By half ten, with maybe five hours worth of disturbed, broken up sleep, she figured that no more would be coming and with that she heaved herself off the couch, heading over to the corner of the room she'd allocated to her things and picking up a few schoolbooks and a blue biro from beneath the pile of poorly-folded clothes on the floor before placing them down on the coffee table. It was a poor attempt at avoiding the repetitive cycle of boredom and worry, and to channel those emotions into catching up on the years of schoolwork she was behind on – the only achievement she'd earned from attending Southside High.

Cheryl had lent for Serpent all of her notes for the past two years and flicking through the endless notebooks and folders it was evident which days were rougher for the girl than others. The majority of the time the words on the page were written in beautiful cursive, each letter so uniform and perfectly illustrated that it could have been easily mistaken for a typed font – the type of handwriting everybody envied.

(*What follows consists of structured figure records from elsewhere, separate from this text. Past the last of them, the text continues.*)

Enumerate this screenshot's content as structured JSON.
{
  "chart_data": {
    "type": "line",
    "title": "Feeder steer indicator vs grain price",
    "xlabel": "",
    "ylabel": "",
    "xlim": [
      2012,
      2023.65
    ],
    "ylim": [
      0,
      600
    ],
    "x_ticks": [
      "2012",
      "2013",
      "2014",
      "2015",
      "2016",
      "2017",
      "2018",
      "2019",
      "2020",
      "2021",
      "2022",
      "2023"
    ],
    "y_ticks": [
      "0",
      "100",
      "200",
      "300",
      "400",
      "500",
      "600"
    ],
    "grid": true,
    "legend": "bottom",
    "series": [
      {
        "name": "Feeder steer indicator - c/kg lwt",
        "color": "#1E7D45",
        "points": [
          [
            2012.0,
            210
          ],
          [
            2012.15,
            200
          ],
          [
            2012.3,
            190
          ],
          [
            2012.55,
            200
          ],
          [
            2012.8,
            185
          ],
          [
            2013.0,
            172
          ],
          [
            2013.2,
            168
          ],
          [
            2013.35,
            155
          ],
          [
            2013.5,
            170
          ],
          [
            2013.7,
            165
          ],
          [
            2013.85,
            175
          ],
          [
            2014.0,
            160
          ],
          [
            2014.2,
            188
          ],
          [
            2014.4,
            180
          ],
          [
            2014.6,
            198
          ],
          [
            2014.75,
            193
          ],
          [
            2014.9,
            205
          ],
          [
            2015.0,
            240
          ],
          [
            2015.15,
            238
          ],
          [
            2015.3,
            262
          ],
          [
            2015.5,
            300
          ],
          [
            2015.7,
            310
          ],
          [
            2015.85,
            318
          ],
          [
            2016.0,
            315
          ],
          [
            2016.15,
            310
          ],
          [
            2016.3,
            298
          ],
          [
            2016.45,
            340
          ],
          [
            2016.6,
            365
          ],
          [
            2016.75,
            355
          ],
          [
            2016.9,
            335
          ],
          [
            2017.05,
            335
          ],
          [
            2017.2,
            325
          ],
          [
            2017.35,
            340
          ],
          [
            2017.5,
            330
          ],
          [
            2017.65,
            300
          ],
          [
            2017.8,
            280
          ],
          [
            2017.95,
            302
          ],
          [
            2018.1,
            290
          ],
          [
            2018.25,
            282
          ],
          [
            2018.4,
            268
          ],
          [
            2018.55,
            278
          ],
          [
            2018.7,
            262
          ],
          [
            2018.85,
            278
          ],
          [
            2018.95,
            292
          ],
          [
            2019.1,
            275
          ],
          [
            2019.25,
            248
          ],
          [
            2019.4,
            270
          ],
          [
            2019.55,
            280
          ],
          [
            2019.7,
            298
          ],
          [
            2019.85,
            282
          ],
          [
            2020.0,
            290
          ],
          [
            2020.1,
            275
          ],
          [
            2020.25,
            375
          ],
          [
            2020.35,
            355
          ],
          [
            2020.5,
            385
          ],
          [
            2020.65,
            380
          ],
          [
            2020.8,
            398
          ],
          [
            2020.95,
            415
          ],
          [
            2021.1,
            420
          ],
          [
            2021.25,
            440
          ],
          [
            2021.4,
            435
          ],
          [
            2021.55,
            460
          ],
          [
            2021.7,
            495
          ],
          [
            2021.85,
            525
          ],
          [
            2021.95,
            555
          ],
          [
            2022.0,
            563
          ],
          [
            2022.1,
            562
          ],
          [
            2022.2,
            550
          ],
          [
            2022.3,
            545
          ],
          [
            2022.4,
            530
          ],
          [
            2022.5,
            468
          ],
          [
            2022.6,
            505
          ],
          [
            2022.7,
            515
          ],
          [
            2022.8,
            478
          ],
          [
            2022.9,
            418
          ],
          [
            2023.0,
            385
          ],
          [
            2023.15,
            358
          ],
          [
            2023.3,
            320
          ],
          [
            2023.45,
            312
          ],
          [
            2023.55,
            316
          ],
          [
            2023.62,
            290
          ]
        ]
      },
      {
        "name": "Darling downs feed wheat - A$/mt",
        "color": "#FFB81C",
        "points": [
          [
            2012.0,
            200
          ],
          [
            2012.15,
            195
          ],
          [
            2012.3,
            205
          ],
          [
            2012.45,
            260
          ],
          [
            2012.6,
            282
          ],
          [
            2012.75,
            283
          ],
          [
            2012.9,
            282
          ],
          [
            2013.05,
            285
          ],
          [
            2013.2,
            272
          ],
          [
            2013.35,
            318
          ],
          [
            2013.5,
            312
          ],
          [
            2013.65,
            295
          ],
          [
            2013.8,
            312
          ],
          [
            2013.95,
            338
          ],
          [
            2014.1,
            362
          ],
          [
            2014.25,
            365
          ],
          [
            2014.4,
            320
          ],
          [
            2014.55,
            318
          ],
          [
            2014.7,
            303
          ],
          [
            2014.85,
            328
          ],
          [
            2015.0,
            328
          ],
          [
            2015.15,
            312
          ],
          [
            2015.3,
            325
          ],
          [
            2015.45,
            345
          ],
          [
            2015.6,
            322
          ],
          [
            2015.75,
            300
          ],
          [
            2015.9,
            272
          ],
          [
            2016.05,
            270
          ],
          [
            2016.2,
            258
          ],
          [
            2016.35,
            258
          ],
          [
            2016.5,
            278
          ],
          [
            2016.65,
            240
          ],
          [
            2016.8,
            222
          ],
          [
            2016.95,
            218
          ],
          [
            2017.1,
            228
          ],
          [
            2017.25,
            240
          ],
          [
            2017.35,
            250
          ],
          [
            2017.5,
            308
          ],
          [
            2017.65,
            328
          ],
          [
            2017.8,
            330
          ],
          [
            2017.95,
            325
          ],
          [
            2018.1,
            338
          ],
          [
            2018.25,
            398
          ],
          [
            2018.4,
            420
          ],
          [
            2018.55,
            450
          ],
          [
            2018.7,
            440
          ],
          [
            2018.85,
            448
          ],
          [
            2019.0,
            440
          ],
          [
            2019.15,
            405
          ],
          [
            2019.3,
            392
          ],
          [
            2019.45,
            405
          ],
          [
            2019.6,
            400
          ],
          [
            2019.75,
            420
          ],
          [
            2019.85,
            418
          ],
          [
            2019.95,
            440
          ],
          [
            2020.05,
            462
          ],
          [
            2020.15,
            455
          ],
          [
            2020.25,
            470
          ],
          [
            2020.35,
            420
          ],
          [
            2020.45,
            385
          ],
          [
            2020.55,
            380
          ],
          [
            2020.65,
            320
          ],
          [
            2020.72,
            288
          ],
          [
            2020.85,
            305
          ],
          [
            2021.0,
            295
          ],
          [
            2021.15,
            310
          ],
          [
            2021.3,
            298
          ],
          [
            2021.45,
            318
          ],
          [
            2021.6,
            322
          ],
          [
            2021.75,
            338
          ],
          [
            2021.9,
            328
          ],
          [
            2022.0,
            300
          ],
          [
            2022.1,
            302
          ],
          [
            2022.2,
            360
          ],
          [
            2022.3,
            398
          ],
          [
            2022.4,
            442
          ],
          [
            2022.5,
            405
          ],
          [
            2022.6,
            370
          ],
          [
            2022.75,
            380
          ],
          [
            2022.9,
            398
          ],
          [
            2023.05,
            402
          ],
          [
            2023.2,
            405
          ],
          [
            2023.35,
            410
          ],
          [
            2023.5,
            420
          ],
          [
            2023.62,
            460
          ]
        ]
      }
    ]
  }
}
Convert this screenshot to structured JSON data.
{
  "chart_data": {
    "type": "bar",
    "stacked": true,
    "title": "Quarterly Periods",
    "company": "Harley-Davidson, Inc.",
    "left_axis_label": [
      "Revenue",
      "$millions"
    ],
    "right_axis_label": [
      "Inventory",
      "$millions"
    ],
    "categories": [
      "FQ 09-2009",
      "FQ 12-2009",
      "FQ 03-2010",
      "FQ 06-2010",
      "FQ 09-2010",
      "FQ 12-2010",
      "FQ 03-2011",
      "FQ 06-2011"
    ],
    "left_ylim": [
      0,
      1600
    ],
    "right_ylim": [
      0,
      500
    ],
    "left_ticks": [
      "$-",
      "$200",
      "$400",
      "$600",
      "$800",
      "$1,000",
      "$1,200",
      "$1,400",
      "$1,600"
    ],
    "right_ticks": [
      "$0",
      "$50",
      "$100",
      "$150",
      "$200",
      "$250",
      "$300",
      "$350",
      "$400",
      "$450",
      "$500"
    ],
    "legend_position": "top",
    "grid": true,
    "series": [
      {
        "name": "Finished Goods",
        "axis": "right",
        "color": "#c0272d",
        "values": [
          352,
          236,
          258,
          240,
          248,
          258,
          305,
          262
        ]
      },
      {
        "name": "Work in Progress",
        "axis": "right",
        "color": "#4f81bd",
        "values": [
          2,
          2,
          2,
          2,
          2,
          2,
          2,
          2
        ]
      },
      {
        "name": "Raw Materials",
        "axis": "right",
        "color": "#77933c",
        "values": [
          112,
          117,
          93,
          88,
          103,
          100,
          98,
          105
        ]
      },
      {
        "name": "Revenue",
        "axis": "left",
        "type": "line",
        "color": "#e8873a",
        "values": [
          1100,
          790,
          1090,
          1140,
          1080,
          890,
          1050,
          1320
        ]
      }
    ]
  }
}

But then sometimes there would be some paragraphs of a much more heavy-handed format, occasional misspellings scribbled out in an almost angry manner.

She felt a pang to her chest when she noticed that a lot of these less tidy pages were labelled 'homework' – it was so obvious that she was hurting, and it was so obvious that the times she was hurting most of all were the times she'd she was at home. How didn't anybody notice this? How did nobody figure that she was so miserable there?

There was another week, too – on a couple of pages, only the title and the date were noted, maybe a few unfinished sentences and teacher's notes saying 'stupid mistakes' and 'focus!'. The more she stared, the more Toni began to notice how oddly familiar the dates seemed.

Early October. A hell of a lot happened in that second week, and a hell of a lot of negative things they were. October 5th was the night that FP had been arrested and she remembered it crystal clearly. Watching him walk out of his trailer handcuffed, her eyebrows furrowed in utter confusion as she tried her hardest to figure out why, how, what. For the gang that week had been perhaps the toughest they had ever encountered, or at least the toughest they'd encountered in a long time, but it was incomparable to the week the Blossom's had experienced. Two nights after FP's arrest, Clifford was discovered to be to blame after all. Just days after that the town awakened to smoke and ashes blowing from the charred skeleton of the manor, east wing completely disappearing to the flames. In the turn of a week, the Blossoms had gone from proud business owners to a merely a widow and an orphan, both of whom with their lives destroyed by the white collar criminal's blue collar ways.